An offence of submitting incorrect accounts would, of course, have been committed if the loans had been, through fraud or negligence, wrongly described in the accounts by

  • inclusion of a participator’s loan account under `trade debtors’. This is at least negligent
  • aggregation of credit and debit balances on participators’ loan accounts with the effect of concealing the true position for each participator. This is an incorrect description of the balances since it is not correct practice to net off creditors and debtors.

But for pre-CTSA APs the only offence will normally be the failure to notify the liability under ICTA88/S419 rather than incorrect accounts. For CTSA APs the company return is incorrect regardless of whether or not incorrect accounts have been submitted.

Whether a

  • ‘failure to notify’ offence or
  • ‘fraudulent or negligent’ submission of accounts or
  • ‘deliberate or careless’ inaccuracy in a return for periods beginning on or after 1 April 2008 with a filing date on or after 1 April 2009

occurred very much depends on the facts for each case. The inclusion in ‘debtors’ or ‘sundry debtors’ of the participator’s loan account, not discovered until 12 months after the end of the accounting period, is a failure to notify offence because a participator’s overdrawn loan account balance is a debtor, so it is not incorrect to show it as such in the accounts.

When following the guidance EM6080 concerning abatement for gravity in respect of a Section 455 failure to notify offence for a pre-CTSA AP you should take into account such factors as

  • the size of the loan
  • the length of time for which it was outstanding
  • whether it was a repeated or an isolated offence
  • the way in which it came to light.

Normally concealment of the loan in debtors would reduce the abatement by 5% - 10%.

Cases involving incorrect accounts (or an omission from a CTSA return) will generally be more serious than failure to notify and a lower abatement for gravity would be expected.
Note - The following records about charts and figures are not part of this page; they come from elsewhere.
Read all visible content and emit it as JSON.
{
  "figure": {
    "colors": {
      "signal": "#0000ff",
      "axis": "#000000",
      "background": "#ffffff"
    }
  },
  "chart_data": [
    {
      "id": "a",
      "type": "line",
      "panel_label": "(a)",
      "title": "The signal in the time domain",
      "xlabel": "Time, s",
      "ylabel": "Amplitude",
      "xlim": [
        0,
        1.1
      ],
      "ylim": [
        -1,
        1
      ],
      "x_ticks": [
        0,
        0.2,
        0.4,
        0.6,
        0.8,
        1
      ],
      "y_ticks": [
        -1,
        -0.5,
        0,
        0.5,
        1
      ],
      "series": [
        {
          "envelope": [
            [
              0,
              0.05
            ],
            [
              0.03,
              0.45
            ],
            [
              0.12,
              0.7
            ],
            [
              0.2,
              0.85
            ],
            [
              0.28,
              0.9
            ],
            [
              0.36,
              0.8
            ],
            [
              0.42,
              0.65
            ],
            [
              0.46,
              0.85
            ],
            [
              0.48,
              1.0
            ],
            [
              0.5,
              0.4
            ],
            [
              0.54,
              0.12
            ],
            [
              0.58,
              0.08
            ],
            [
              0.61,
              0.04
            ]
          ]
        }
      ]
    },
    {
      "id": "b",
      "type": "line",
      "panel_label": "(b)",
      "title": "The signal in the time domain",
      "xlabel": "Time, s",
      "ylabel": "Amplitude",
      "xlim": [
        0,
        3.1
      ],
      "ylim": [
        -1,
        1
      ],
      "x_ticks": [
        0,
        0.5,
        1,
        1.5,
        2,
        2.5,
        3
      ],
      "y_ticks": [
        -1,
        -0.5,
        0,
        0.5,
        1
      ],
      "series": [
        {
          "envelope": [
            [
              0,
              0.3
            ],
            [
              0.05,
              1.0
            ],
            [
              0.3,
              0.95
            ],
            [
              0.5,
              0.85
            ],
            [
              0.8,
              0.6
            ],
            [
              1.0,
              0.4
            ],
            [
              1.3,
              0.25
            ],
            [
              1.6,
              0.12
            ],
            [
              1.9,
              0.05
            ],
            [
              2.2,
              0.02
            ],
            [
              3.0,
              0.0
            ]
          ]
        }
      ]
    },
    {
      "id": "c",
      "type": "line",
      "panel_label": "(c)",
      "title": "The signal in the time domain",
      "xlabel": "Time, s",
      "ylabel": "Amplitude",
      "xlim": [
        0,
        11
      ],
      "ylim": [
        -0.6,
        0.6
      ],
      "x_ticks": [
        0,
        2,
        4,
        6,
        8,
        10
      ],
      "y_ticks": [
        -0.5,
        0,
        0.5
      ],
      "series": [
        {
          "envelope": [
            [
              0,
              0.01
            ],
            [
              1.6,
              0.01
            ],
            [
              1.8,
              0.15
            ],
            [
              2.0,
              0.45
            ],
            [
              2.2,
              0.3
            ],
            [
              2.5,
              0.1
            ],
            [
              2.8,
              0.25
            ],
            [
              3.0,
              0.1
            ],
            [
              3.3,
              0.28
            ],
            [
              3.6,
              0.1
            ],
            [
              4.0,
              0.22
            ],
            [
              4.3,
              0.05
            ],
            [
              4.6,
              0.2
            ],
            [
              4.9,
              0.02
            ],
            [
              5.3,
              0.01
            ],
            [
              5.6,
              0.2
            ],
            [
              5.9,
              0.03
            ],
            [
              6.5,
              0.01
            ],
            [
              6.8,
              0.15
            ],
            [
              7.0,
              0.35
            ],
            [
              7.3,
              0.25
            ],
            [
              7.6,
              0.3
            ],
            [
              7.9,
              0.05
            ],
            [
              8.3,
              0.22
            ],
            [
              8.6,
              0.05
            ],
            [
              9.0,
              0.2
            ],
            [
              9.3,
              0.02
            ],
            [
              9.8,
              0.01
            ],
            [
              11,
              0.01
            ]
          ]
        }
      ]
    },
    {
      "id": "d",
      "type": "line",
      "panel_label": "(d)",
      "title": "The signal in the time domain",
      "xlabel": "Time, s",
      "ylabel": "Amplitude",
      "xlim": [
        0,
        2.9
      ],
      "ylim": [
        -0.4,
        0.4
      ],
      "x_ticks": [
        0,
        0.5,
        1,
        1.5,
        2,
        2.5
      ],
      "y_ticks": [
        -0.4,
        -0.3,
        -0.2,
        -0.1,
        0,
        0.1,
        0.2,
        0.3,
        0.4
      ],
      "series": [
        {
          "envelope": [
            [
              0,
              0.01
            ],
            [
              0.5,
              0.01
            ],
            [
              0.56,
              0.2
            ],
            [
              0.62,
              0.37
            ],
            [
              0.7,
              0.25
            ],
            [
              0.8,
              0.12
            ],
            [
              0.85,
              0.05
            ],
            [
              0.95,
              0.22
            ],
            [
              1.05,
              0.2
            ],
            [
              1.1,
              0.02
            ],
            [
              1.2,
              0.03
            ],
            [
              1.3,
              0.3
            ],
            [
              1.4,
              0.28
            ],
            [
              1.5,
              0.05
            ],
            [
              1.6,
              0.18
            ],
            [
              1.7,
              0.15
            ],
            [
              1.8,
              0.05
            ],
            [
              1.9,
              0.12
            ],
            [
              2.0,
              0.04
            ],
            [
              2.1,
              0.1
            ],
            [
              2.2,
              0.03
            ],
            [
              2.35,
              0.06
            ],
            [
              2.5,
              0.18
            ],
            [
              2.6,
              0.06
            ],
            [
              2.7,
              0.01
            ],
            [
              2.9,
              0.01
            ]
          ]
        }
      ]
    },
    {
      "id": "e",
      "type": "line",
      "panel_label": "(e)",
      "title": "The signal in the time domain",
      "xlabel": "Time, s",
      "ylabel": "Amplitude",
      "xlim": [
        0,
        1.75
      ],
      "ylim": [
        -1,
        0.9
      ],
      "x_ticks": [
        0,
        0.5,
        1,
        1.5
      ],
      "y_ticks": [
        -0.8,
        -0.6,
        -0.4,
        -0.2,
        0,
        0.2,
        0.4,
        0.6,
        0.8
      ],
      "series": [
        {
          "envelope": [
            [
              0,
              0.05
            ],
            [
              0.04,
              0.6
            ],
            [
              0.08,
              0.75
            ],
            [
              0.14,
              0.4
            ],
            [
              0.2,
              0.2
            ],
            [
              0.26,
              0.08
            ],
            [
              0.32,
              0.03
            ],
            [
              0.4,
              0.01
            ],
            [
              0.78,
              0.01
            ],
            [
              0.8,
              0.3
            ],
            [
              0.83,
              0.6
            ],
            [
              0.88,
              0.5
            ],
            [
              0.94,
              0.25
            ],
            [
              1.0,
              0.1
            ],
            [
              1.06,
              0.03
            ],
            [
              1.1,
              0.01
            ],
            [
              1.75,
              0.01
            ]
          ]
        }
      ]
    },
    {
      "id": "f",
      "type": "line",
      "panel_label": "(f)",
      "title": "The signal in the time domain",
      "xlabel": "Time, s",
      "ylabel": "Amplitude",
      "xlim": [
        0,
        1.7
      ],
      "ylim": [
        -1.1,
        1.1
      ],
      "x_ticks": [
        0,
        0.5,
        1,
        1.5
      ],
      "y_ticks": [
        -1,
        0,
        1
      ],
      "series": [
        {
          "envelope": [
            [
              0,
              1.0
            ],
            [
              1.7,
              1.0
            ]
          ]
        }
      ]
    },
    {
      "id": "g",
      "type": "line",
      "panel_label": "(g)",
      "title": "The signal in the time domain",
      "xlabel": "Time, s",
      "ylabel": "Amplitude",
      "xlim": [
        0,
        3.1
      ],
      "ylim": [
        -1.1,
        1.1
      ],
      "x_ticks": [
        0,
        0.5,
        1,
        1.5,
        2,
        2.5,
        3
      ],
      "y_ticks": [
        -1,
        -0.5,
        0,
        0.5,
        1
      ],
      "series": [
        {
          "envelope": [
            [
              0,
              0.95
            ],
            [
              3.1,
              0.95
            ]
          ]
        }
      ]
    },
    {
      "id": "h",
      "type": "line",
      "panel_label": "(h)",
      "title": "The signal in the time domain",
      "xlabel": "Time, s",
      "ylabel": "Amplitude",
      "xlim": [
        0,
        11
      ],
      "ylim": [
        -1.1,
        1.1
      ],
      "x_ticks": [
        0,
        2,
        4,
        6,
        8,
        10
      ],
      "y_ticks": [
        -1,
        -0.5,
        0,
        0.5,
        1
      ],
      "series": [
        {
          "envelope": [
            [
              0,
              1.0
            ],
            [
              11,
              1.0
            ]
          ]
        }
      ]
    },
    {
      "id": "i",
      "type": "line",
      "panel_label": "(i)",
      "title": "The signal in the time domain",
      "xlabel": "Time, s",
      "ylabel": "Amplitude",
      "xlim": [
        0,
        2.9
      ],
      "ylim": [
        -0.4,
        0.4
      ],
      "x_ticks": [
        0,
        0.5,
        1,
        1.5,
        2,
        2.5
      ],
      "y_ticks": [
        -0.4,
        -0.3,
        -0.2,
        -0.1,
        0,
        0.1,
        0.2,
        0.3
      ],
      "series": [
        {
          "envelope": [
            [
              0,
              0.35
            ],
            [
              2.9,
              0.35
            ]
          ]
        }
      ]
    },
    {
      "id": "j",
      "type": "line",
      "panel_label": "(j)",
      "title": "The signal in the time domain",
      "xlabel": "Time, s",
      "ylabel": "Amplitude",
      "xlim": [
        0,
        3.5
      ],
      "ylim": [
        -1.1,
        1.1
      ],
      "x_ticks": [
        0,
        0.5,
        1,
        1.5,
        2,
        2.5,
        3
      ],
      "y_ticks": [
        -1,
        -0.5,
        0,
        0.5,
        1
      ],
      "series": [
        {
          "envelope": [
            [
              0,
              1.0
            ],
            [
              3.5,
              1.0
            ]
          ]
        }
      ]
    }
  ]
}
If the incorrect accounts or omission from the return relates to a period beginning on or after 1 April 2008 and has a filing date on or after 1 April 2009, you must refer to the guidance at CH82400+ when you are calculating the amount of the penalty due under FA07/SCH24. ‘Bed and breakfasting’ S455 or S464A liability EM8565 is regarded as submitting incorrect accounts.

The penalty is based on the Section 455 or Section S464A tax for which the company is liable (TMA70/S10 (2)), gross tax before allowing any relief under Section 458 or Section 464B. This applies even where the loan is repaid within 12 months of the end of the accounting period but, in practice, you should seek a low penalty in such cases. No Section 455 or Section 464A tax arises for a loan made or a benefit conferred in an accounting period ended on or after 31 March 1996 that is repaid within 9 months of the end of the accounting period in which the loan was made.

Using the guidelines above, you should try to settle cases by freely and openly discussing penalty abatement.